Kentucky has a similar problem with consumer debt as the rest of America. Approximately 69 percent of all American households carry debt of some kind. These debts come in a wide array of different types, and each category of debt should be treated differently.
Mortgages and debts with extremely low interest rates can sometimes be safely put off in order to concentrate on more pressing obligations. Any interest rate less than five percent may be prioritized below debt with a higher rate of interest, such as car loans or student loans. Such debts commonly have interest rates around seven percent. This rate may be relatively high when compared to a mortgage, but they are not the debts that should be paid down first.

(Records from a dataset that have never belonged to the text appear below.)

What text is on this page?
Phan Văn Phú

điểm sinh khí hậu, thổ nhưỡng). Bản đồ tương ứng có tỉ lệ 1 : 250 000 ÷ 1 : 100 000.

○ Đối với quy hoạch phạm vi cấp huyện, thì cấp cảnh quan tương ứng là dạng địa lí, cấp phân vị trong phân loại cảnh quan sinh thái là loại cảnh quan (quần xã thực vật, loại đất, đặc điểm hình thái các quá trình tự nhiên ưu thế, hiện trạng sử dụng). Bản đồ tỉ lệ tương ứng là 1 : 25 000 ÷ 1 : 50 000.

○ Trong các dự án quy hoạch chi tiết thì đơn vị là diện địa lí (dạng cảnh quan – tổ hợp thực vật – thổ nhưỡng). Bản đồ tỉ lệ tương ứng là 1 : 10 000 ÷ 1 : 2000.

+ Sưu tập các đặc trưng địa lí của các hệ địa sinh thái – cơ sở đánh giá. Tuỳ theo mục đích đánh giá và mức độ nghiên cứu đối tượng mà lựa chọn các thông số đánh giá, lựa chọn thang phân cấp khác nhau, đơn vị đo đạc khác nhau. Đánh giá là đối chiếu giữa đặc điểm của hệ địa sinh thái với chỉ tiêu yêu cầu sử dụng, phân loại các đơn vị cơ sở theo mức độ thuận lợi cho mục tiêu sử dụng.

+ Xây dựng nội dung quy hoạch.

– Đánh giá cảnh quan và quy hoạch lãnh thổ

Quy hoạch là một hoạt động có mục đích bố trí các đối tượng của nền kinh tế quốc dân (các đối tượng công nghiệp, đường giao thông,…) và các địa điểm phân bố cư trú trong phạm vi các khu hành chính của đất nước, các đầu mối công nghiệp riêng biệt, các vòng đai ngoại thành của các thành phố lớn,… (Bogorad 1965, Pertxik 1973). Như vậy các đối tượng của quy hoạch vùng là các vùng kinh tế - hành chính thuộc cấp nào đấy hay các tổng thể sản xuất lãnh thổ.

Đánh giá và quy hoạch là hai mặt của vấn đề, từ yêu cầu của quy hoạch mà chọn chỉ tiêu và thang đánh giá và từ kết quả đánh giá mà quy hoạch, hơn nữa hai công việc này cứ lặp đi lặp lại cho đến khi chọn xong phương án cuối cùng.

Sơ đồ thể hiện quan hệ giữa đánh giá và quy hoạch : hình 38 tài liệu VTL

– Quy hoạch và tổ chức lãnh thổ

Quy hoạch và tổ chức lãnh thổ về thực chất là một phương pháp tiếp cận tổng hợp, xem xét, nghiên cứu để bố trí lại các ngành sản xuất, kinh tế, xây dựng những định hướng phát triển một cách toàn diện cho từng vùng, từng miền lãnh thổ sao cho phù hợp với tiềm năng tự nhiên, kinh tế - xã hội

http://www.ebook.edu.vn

Credit card companies will frequently impose an interest rate of 18 percent or more. This makes it essential to pay off credit card debt as quickly as possible. It is unwise to invest money or make payments on most other debts until the credit card has been paid off. This is because high-interest loan has the potential to be many times more expensive than a low-interest loan. Paying it off promptly and completely might save a consumer a lot of money. Even minor increases in the size of the monthly payment might have enormous long-term benefits.
Debtors who face the threat of foreclosure or other serious financial consequences may choose to seek the advice of a lawyer. The lawyer may be able to suggest debt counseling and other paths out of debt. They may also be able to give counsel about bankruptcy filings. A lawyer would also be able to represent their client and negotiate directly with the creditor when necessary.